PromptArmour
Zero-Day Prompt Injection Firewall
The problem PromptArmour solves
PromptArmour is designed to detect and explain prompt injection attacks targeting Large Language Models (LLMs).
Prompt injection is a security vulnerability where a malicious user manipulates the model’s behavior by injecting hidden or adversarial instructions into input prompts. This can lead the model to:
Ignore original instructions
Leak sensitive information
Execute unintended or harmful actions
This is especially dangerous in LLM-powered apps that process untrusted user input (e.g., chatbots, AI agents, retrieval-augmented systems).
Challenges we ran into
Fine-tuning a Robust Classifier
Adapting the DeBERTa model for prompt injection detection required careful preprocessing and dataset balancing. It was particularly challenging to make the model generalize across various forms of prompt injection attacks, including obfuscated, adversarial, and reverse instructions.
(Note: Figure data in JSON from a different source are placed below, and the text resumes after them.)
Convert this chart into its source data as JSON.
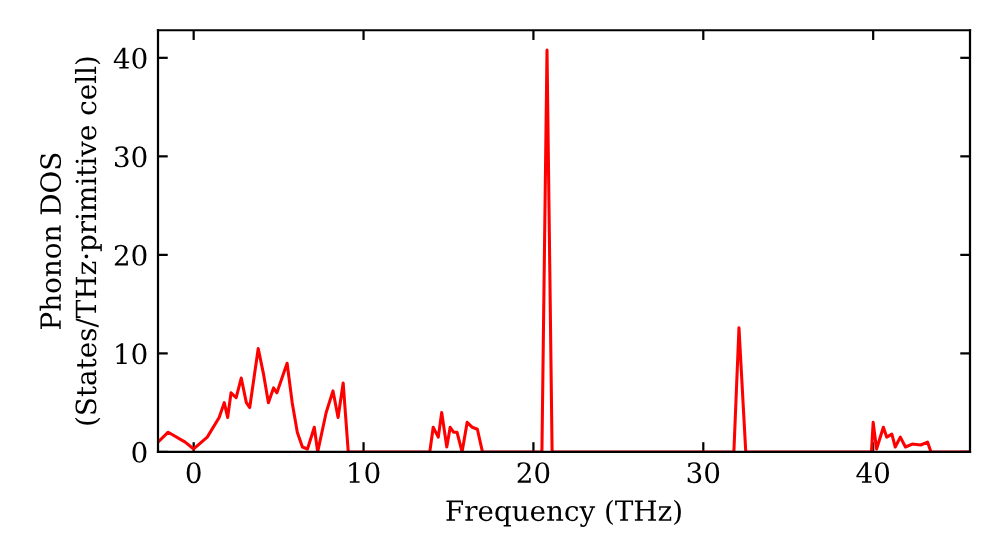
{
  "chart_data": {
    "type": "line",
    "xlabel": "Frequency (THz)",
    "ylabel": "Phonon DOS\n(States/THz·primitive cell)",
    "x": [
      -2.1,
      -1.5,
      -0.5,
      0,
      0.8,
      1.5,
      1.8,
      2.0,
      2.2,
      2.5,
      2.8,
      3.1,
      3.3,
      3.8,
      4.1,
      4.4,
      4.7,
      4.9,
      5.3,
      5.5,
      5.8,
      6.1,
      6.4,
      6.7,
      7.1,
      7.3,
      7.8,
      8.2,
      8.5,
      8.8,
      9.1,
      13.9,
      14.1,
      14.4,
      14.6,
      14.9,
      15.1,
      15.3,
      15.5,
      15.8,
      16.1,
      16.4,
      16.7,
      17.0,
      20.5,
      20.8,
      21.1,
      31.8,
      32.1,
      32.5,
      39.9,
      40.0,
      40.2,
      40.6,
      40.8,
      41.1,
      41.3,
      41.6,
      41.9,
      42.3,
      42.8,
      43.2,
      43.4,
      45.7
    ],
    "series": [
      {
        "color": "#ff0000",
        "values": [
          1,
          2,
          1,
          0.3,
          1.5,
          3.5,
          5,
          3.5,
          6,
          5.5,
          7.5,
          5,
          4.5,
          10.5,
          8,
          5,
          6.5,
          6,
          8,
          9,
          5,
          2,
          0.5,
          0.3,
          2.5,
          0,
          4,
          6.2,
          3.5,
          7,
          0,
          0,
          2.5,
          1.5,
          4,
          0.5,
          2.5,
          2,
          2,
          0,
          3,
          2.5,
          2.3,
          0,
          0,
          40.8,
          0,
          0,
          12.6,
          0,
          0,
          3,
          0.3,
          2.5,
          1.5,
          1.8,
          0.5,
          1.5,
          0.5,
          0.8,
          0.7,
          1,
          0,
          0
        ]
      }
    ],
    "xlim": [
      -2.1,
      45.7
    ],
    "ylim": [
      0,
      42.8
    ],
    "xticks": [
      0,
      10,
      20,
      30,
      40
    ],
    "yticks": [
      0,
      10,
      20,
      30,
      40
    ],
    "grid": false,
    "legend": false,
    "line_style": "solid"
  }
}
Trade-off Between Speed and Accuracy
Lightweight models like BERT-tiny offered fast inference but missed subtle injection cues. On the other hand, larger models provided better accuracy but came with increased latency, making it hard to meet real-time performance goals.
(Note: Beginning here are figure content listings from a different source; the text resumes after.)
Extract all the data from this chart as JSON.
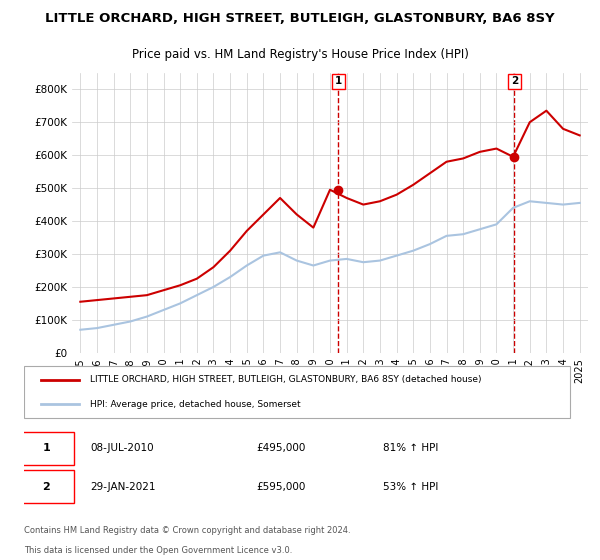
{
  "title": "LITTLE ORCHARD, HIGH STREET, BUTLEIGH, GLASTONBURY, BA6 8SY",
  "subtitle": "Price paid vs. HM Land Registry's House Price Index (HPI)",
  "xlabel": "",
  "ylabel": "",
  "ylim": [
    0,
    850000
  ],
  "yticks": [
    0,
    100000,
    200000,
    300000,
    400000,
    500000,
    600000,
    700000,
    800000
  ],
  "ytick_labels": [
    "£0",
    "£100K",
    "£200K",
    "£300K",
    "£400K",
    "£500K",
    "£600K",
    "£700K",
    "£800K"
  ],
  "hpi_color": "#aac4e0",
  "price_color": "#cc0000",
  "marker_color": "#cc0000",
  "bg_color": "#ffffff",
  "grid_color": "#cccccc",
  "transaction1": {
    "date": "08-JUL-2010",
    "price": 495000,
    "label": "1",
    "pct": "81% ↑ HPI"
  },
  "transaction2": {
    "date": "29-JAN-2021",
    "price": 595000,
    "label": "2",
    "pct": "53% ↑ HPI"
  },
  "legend_line1": "LITTLE ORCHARD, HIGH STREET, BUTLEIGH, GLASTONBURY, BA6 8SY (detached house)",
  "legend_line2": "HPI: Average price, detached house, Somerset",
  "footer1": "Contains HM Land Registry data © Crown copyright and database right 2024.",
  "footer2": "This data is licensed under the Open Government Licence v3.0.",
  "hpi_years": [
    1995,
    1996,
    1997,
    1998,
    1999,
    2000,
    2001,
    2002,
    2003,
    2004,
    2005,
    2006,
    2007,
    2008,
    2009,
    2010,
    2011,
    2012,
    2013,
    2014,
    2015,
    2016,
    2017,
    2018,
    2019,
    2020,
    2021,
    2022,
    2023,
    2024,
    2025
  ],
  "hpi_values": [
    70000,
    75000,
    85000,
    95000,
    110000,
    130000,
    150000,
    175000,
    200000,
    230000,
    265000,
    295000,
    305000,
    280000,
    265000,
    280000,
    285000,
    275000,
    280000,
    295000,
    310000,
    330000,
    355000,
    360000,
    375000,
    390000,
    440000,
    460000,
    455000,
    450000,
    455000
  ],
  "price_years": [
    1995,
    1996,
    1997,
    1998,
    1999,
    2000,
    2001,
    2002,
    2003,
    2004,
    2005,
    2006,
    2007,
    2008,
    2009,
    2010,
    2011,
    2012,
    2013,
    2014,
    2015,
    2016,
    2017,
    2018,
    2019,
    2020,
    2021,
    2022,
    2023,
    2024,
    2025
  ],
  "price_values": [
    155000,
    160000,
    165000,
    170000,
    175000,
    190000,
    205000,
    225000,
    260000,
    310000,
    370000,
    420000,
    470000,
    420000,
    380000,
    495000,
    470000,
    450000,
    460000,
    480000,
    510000,
    545000,
    580000,
    590000,
    610000,
    620000,
    595000,
    700000,
    735000,
    680000,
    660000
  ]
}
Integrating Reasoning Models for Chain-of-Thought (CoT)
Implementing a local reasoning model using Mistral via Ollama posed challenges in prompt formatting, output consistency, and response streaming. Ensuring that CoT outputs were meaningful and aligned with the classification pipeline took iterative prompt engineering.
Model Packaging and Unified Deployment
Hosting both a sequence classification model and a generative reasoning model in a single Flask application required managing different dependencies, memory usage, and model loading constraints. It was also important to maintain compatibility across different devices (CPU/GPU).
Handling Edge Cases
Some prompt injection attempts closely mimicked normal inputs, making it difficult for the model to flag them without false positives. Similarly, benign prompts were occasionally flagged as attacks due to the limited diversity of safe examples in the training set.
API Reliability and CORS
Setting up reliable REST endpoints that could handle malformed requests, CORS issues, and JSON parsing failures took careful error handling. Additionally, ensuring robustness when the reasoning backend (Ollama) was unavailable added another layer of complexity.